Importantly, this isn’t just throwing more data at the problem in an unstructured way, afaik companies are getting as many got histories as they can and doing something along the lines of, get an llm to checkpoint pull requests, features etc and convert those into plausible input prompts, then run deep rl with something which passes the acceptance criteria / tests as the reward signal.
There's no reason for a coding model to contain all of ao3 and wikipedia =)
If we knew how to create a SOTA coding model by just putting coding stuff in there, that is how we would build SOTA coding models.
I had not considered that, seems like a great solution for local models that may be more resource-constrained.
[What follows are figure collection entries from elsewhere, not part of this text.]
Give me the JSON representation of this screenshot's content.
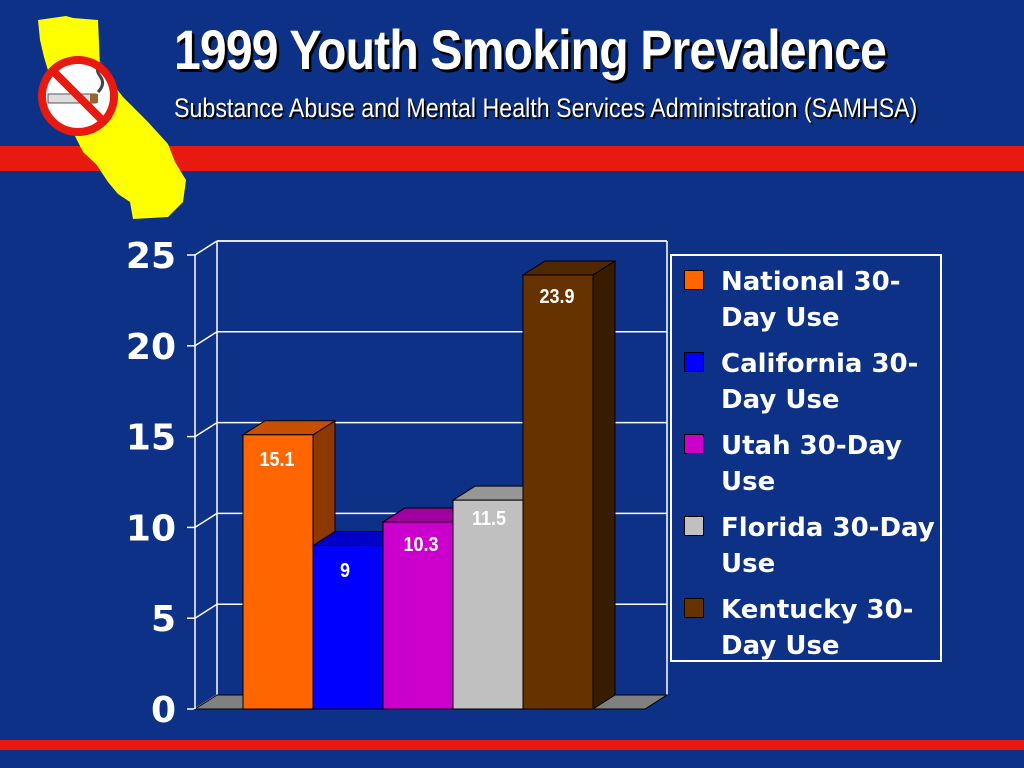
{
  "slide": {
    "title": "1999 Youth Smoking Prevalence",
    "subtitle": "Substance Abuse and Mental Health Services Administration (SAMHSA)"
  },
  "logo": {
    "icon": "california-no-smoking-logo"
  },
  "colors": {
    "background": "#0c3186",
    "stripe": "#e8190f",
    "logo_state": "#ffff00",
    "no_sign": "#e8190f"
  },
  "chart_data": {
    "type": "bar",
    "categories": [
      "National 30-Day Use",
      "California 30-Day Use",
      "Utah 30-Day Use",
      "Florida 30-Day Use",
      "Kentucky 30-Day Use"
    ],
    "values": [
      15.1,
      9,
      10.3,
      11.5,
      23.9
    ],
    "data_labels": [
      "15.1",
      "9",
      "10.3",
      "11.5",
      "23.9"
    ],
    "colors": [
      "#ff6600",
      "#0000ff",
      "#cc00cc",
      "#c0c0c0",
      "#663300"
    ],
    "ylim": [
      0,
      25
    ],
    "yticks": [
      "0",
      "5",
      "10",
      "15",
      "20",
      "25"
    ],
    "grid": true,
    "legend_position": "right",
    "title": "",
    "xlabel": "",
    "ylabel": ""
  }
}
Besides, programming is far from just knowing how to autocomplete syntax, you need a model that's proficient in the fields that the automation is placed in, otherwise they'll be no help in actually automating it.
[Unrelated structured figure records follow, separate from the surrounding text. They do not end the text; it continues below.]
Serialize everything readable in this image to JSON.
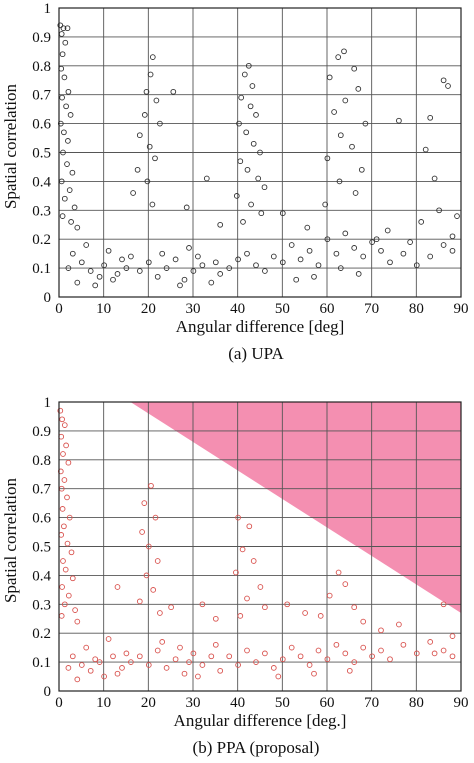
{
  "chart_data": [
    {
      "type": "scatter",
      "title": "",
      "caption": "(a) UPA",
      "xlabel": "Angular difference [deg]",
      "ylabel": "Spatial correlation",
      "xlim": [
        0,
        90
      ],
      "ylim": [
        0,
        1
      ],
      "xticks": [
        "0",
        "10",
        "20",
        "30",
        "40",
        "50",
        "60",
        "70",
        "80",
        "90"
      ],
      "yticks": [
        "0",
        "0.1",
        "0.2",
        "0.3",
        "0.4",
        "0.5",
        "0.6",
        "0.7",
        "0.8",
        "0.9",
        "1"
      ],
      "grid": true,
      "marker_color": "#333333",
      "points": [
        [
          0.3,
          0.94
        ],
        [
          0.6,
          0.91
        ],
        [
          1.0,
          0.93
        ],
        [
          1.4,
          0.88
        ],
        [
          0.8,
          0.84
        ],
        [
          1.9,
          0.93
        ],
        [
          0.5,
          0.79
        ],
        [
          1.2,
          0.76
        ],
        [
          2.1,
          0.71
        ],
        [
          0.7,
          0.69
        ],
        [
          1.6,
          0.66
        ],
        [
          2.6,
          0.63
        ],
        [
          0.4,
          0.6
        ],
        [
          1.1,
          0.57
        ],
        [
          2.0,
          0.54
        ],
        [
          0.9,
          0.5
        ],
        [
          1.8,
          0.46
        ],
        [
          3.0,
          0.43
        ],
        [
          0.6,
          0.4
        ],
        [
          2.4,
          0.37
        ],
        [
          1.3,
          0.34
        ],
        [
          3.5,
          0.31
        ],
        [
          0.8,
          0.28
        ],
        [
          2.7,
          0.26
        ],
        [
          4.1,
          0.24
        ],
        [
          21.0,
          0.83
        ],
        [
          20.5,
          0.77
        ],
        [
          19.6,
          0.71
        ],
        [
          21.8,
          0.68
        ],
        [
          19.2,
          0.63
        ],
        [
          22.6,
          0.6
        ],
        [
          18.1,
          0.56
        ],
        [
          20.3,
          0.52
        ],
        [
          21.5,
          0.48
        ],
        [
          17.6,
          0.44
        ],
        [
          19.8,
          0.4
        ],
        [
          16.6,
          0.36
        ],
        [
          20.9,
          0.32
        ],
        [
          42.5,
          0.8
        ],
        [
          41.6,
          0.77
        ],
        [
          43.3,
          0.73
        ],
        [
          40.8,
          0.69
        ],
        [
          42.9,
          0.66
        ],
        [
          44.1,
          0.63
        ],
        [
          40.3,
          0.6
        ],
        [
          41.9,
          0.57
        ],
        [
          43.6,
          0.53
        ],
        [
          45.0,
          0.5
        ],
        [
          40.6,
          0.47
        ],
        [
          42.2,
          0.44
        ],
        [
          44.6,
          0.41
        ],
        [
          46.0,
          0.38
        ],
        [
          39.8,
          0.35
        ],
        [
          43.0,
          0.32
        ],
        [
          45.3,
          0.29
        ],
        [
          41.2,
          0.26
        ],
        [
          63.8,
          0.85
        ],
        [
          62.5,
          0.83
        ],
        [
          66.1,
          0.79
        ],
        [
          60.6,
          0.76
        ],
        [
          67.0,
          0.72
        ],
        [
          64.1,
          0.68
        ],
        [
          61.6,
          0.64
        ],
        [
          68.6,
          0.6
        ],
        [
          63.1,
          0.56
        ],
        [
          65.6,
          0.52
        ],
        [
          60.1,
          0.48
        ],
        [
          67.8,
          0.44
        ],
        [
          62.8,
          0.4
        ],
        [
          66.4,
          0.36
        ],
        [
          59.6,
          0.32
        ],
        [
          86.1,
          0.75
        ],
        [
          87.1,
          0.73
        ],
        [
          83.1,
          0.62
        ],
        [
          82.1,
          0.51
        ],
        [
          84.1,
          0.41
        ],
        [
          85.1,
          0.3
        ],
        [
          81.1,
          0.26
        ],
        [
          25.6,
          0.71
        ],
        [
          33.1,
          0.41
        ],
        [
          28.6,
          0.31
        ],
        [
          36.1,
          0.25
        ],
        [
          50.1,
          0.29
        ],
        [
          55.6,
          0.24
        ],
        [
          71.1,
          0.2
        ],
        [
          76.1,
          0.61
        ],
        [
          73.6,
          0.23
        ],
        [
          78.6,
          0.19
        ],
        [
          88.1,
          0.21
        ],
        [
          89.1,
          0.28
        ],
        [
          3.1,
          0.15
        ],
        [
          5.1,
          0.12
        ],
        [
          7.1,
          0.09
        ],
        [
          9.1,
          0.07
        ],
        [
          10.1,
          0.11
        ],
        [
          12.1,
          0.06
        ],
        [
          14.1,
          0.13
        ],
        [
          6.1,
          0.18
        ],
        [
          8.1,
          0.04
        ],
        [
          11.1,
          0.16
        ],
        [
          13.1,
          0.08
        ],
        [
          15.1,
          0.1
        ],
        [
          4.1,
          0.05
        ],
        [
          16.1,
          0.14
        ],
        [
          2.1,
          0.1
        ],
        [
          18.1,
          0.09
        ],
        [
          20.1,
          0.12
        ],
        [
          22.1,
          0.07
        ],
        [
          24.1,
          0.1
        ],
        [
          26.1,
          0.13
        ],
        [
          28.1,
          0.06
        ],
        [
          30.1,
          0.09
        ],
        [
          32.1,
          0.11
        ],
        [
          34.1,
          0.05
        ],
        [
          36.1,
          0.08
        ],
        [
          23.1,
          0.15
        ],
        [
          27.1,
          0.04
        ],
        [
          31.1,
          0.14
        ],
        [
          35.1,
          0.12
        ],
        [
          29.1,
          0.17
        ],
        [
          38.1,
          0.1
        ],
        [
          40.1,
          0.13
        ],
        [
          42.1,
          0.15
        ],
        [
          44.1,
          0.11
        ],
        [
          46.1,
          0.09
        ],
        [
          48.1,
          0.14
        ],
        [
          50.1,
          0.12
        ],
        [
          52.1,
          0.18
        ],
        [
          54.1,
          0.13
        ],
        [
          56.1,
          0.16
        ],
        [
          58.1,
          0.11
        ],
        [
          60.1,
          0.2
        ],
        [
          62.1,
          0.15
        ],
        [
          64.1,
          0.22
        ],
        [
          66.1,
          0.17
        ],
        [
          68.1,
          0.14
        ],
        [
          70.1,
          0.19
        ],
        [
          72.1,
          0.16
        ],
        [
          74.1,
          0.12
        ],
        [
          77.1,
          0.15
        ],
        [
          80.1,
          0.11
        ],
        [
          83.1,
          0.14
        ],
        [
          86.1,
          0.18
        ],
        [
          88.1,
          0.16
        ],
        [
          63.1,
          0.1
        ],
        [
          67.1,
          0.08
        ],
        [
          57.1,
          0.07
        ],
        [
          53.1,
          0.06
        ]
      ]
    },
    {
      "type": "scatter",
      "title": "",
      "caption": "(b) PPA (proposal)",
      "xlabel": "Angular difference [deg.]",
      "ylabel": "Spatial correlation",
      "xlim": [
        0,
        90
      ],
      "ylim": [
        0,
        1
      ],
      "xticks": [
        "0",
        "10",
        "20",
        "30",
        "40",
        "50",
        "60",
        "70",
        "80",
        "90"
      ],
      "yticks": [
        "0",
        "0.1",
        "0.2",
        "0.3",
        "0.4",
        "0.5",
        "0.6",
        "0.7",
        "0.8",
        "0.9",
        "1"
      ],
      "grid": true,
      "marker_color": "#d9534f",
      "shaded_region": {
        "color": "#f48fb1",
        "polygon": [
          [
            16,
            1
          ],
          [
            90,
            1
          ],
          [
            90,
            0.27
          ]
        ]
      },
      "points": [
        [
          0.3,
          0.97
        ],
        [
          0.7,
          0.94
        ],
        [
          1.3,
          0.92
        ],
        [
          0.5,
          0.88
        ],
        [
          1.6,
          0.85
        ],
        [
          0.9,
          0.82
        ],
        [
          2.1,
          0.79
        ],
        [
          0.4,
          0.76
        ],
        [
          1.2,
          0.73
        ],
        [
          0.6,
          0.7
        ],
        [
          1.8,
          0.67
        ],
        [
          0.8,
          0.63
        ],
        [
          2.4,
          0.6
        ],
        [
          1.1,
          0.57
        ],
        [
          0.5,
          0.54
        ],
        [
          1.9,
          0.51
        ],
        [
          2.8,
          0.48
        ],
        [
          0.9,
          0.45
        ],
        [
          1.5,
          0.42
        ],
        [
          3.1,
          0.39
        ],
        [
          0.7,
          0.36
        ],
        [
          2.2,
          0.33
        ],
        [
          1.3,
          0.3
        ],
        [
          3.6,
          0.28
        ],
        [
          0.6,
          0.26
        ],
        [
          4.1,
          0.24
        ],
        [
          20.6,
          0.71
        ],
        [
          19.1,
          0.65
        ],
        [
          21.6,
          0.6
        ],
        [
          18.6,
          0.55
        ],
        [
          20.1,
          0.5
        ],
        [
          22.1,
          0.45
        ],
        [
          19.6,
          0.4
        ],
        [
          21.1,
          0.35
        ],
        [
          18.1,
          0.31
        ],
        [
          22.6,
          0.27
        ],
        [
          40.1,
          0.6
        ],
        [
          42.6,
          0.57
        ],
        [
          41.1,
          0.49
        ],
        [
          43.6,
          0.45
        ],
        [
          39.6,
          0.41
        ],
        [
          45.1,
          0.36
        ],
        [
          42.1,
          0.32
        ],
        [
          46.1,
          0.29
        ],
        [
          40.6,
          0.26
        ],
        [
          62.6,
          0.41
        ],
        [
          64.1,
          0.37
        ],
        [
          60.6,
          0.33
        ],
        [
          66.1,
          0.29
        ],
        [
          58.6,
          0.26
        ],
        [
          68.1,
          0.24
        ],
        [
          13.1,
          0.36
        ],
        [
          25.1,
          0.29
        ],
        [
          32.1,
          0.3
        ],
        [
          35.1,
          0.25
        ],
        [
          51.1,
          0.3
        ],
        [
          55.1,
          0.27
        ],
        [
          72.1,
          0.21
        ],
        [
          76.1,
          0.23
        ],
        [
          86.1,
          0.3
        ],
        [
          84.1,
          0.13
        ],
        [
          88.1,
          0.19
        ],
        [
          3.1,
          0.12
        ],
        [
          5.1,
          0.09
        ],
        [
          7.1,
          0.07
        ],
        [
          9.1,
          0.1
        ],
        [
          10.1,
          0.05
        ],
        [
          12.1,
          0.12
        ],
        [
          14.1,
          0.08
        ],
        [
          6.1,
          0.15
        ],
        [
          8.1,
          0.11
        ],
        [
          11.1,
          0.18
        ],
        [
          13.1,
          0.06
        ],
        [
          15.1,
          0.13
        ],
        [
          4.1,
          0.04
        ],
        [
          16.1,
          0.1
        ],
        [
          2.1,
          0.08
        ],
        [
          18.1,
          0.12
        ],
        [
          20.1,
          0.09
        ],
        [
          22.1,
          0.14
        ],
        [
          24.1,
          0.08
        ],
        [
          26.1,
          0.11
        ],
        [
          28.1,
          0.06
        ],
        [
          30.1,
          0.13
        ],
        [
          32.1,
          0.09
        ],
        [
          34.1,
          0.12
        ],
        [
          36.1,
          0.07
        ],
        [
          23.1,
          0.17
        ],
        [
          27.1,
          0.15
        ],
        [
          31.1,
          0.05
        ],
        [
          35.1,
          0.16
        ],
        [
          29.1,
          0.1
        ],
        [
          38.1,
          0.12
        ],
        [
          40.1,
          0.09
        ],
        [
          42.1,
          0.14
        ],
        [
          44.1,
          0.1
        ],
        [
          46.1,
          0.13
        ],
        [
          48.1,
          0.08
        ],
        [
          50.1,
          0.11
        ],
        [
          52.1,
          0.15
        ],
        [
          54.1,
          0.12
        ],
        [
          56.1,
          0.09
        ],
        [
          58.1,
          0.14
        ],
        [
          60.1,
          0.11
        ],
        [
          62.1,
          0.16
        ],
        [
          64.1,
          0.13
        ],
        [
          66.1,
          0.1
        ],
        [
          68.1,
          0.15
        ],
        [
          70.1,
          0.12
        ],
        [
          72.1,
          0.14
        ],
        [
          74.1,
          0.11
        ],
        [
          77.1,
          0.16
        ],
        [
          80.1,
          0.13
        ],
        [
          83.1,
          0.17
        ],
        [
          86.1,
          0.14
        ],
        [
          88.1,
          0.12
        ],
        [
          65.1,
          0.07
        ],
        [
          57.1,
          0.06
        ],
        [
          49.1,
          0.05
        ]
      ]
    }
  ]
}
I'm more bullish about small and medium sized models + efficient tool calling than I'm about LLMs too large to be run at home without $20k of hardware.
The model doesn't need to have the full knowledge of everything built into it when it has the toolset to fetch, cache and read any information available.
Chinese labs are acting as a disruption against Altman etcs attempt to create big tech monopolies, and that's why some of us cheer for them.
Video is speed up. I ran it through LM Studio and then OpenCode. Wrote a bit about how I set it all up here: https://www.tommyjepsen.com/blog/run-llm-locally-for-coding
Does anyone see a reason to still use elevenlabs etc. ?
Overall, it's allowed me to maintain more consistent workflows as I'm less dependent on Opus. Now that Mastra has introduced the concept of Workspaces, which allow for more agentic development, this approach has become even more powerful.
Related: as an actual magician, although no longer performing professionally, I was telling another magician friend the other day that IMHO, LLMs are the single greatest magic trick ever invented judging by pure deceptive power. Two reasons:
1. Great magic tricks exploit flaws in human perception and reasoning by seeming to be something they aren't. The best leverage more than one. By their nature, LLMs perfectly exploit the ways humans assess intelligence in themselves and others - knowledge recall, verbal agility, pattern recognition, confident articulation, etc. No other magic trick stacks so many parallel exploits at once.
2. But even the greatest magic tricks don't fool their inventors. David Copperfield doesn't suspect the lady may be floating by magic. Yet, some AI researchers believe the largest, most complex LLMs actually demonstrate emergent thinking and even consciousness. It's so deceptive it even fools people who know how it works. To me, that's a great fucking trick.
Are there any clear winners per domain? Code, voice-to-text, text-to-voice, text editing, image generation, text summarization, business-text-generation, music synthesis, whatever.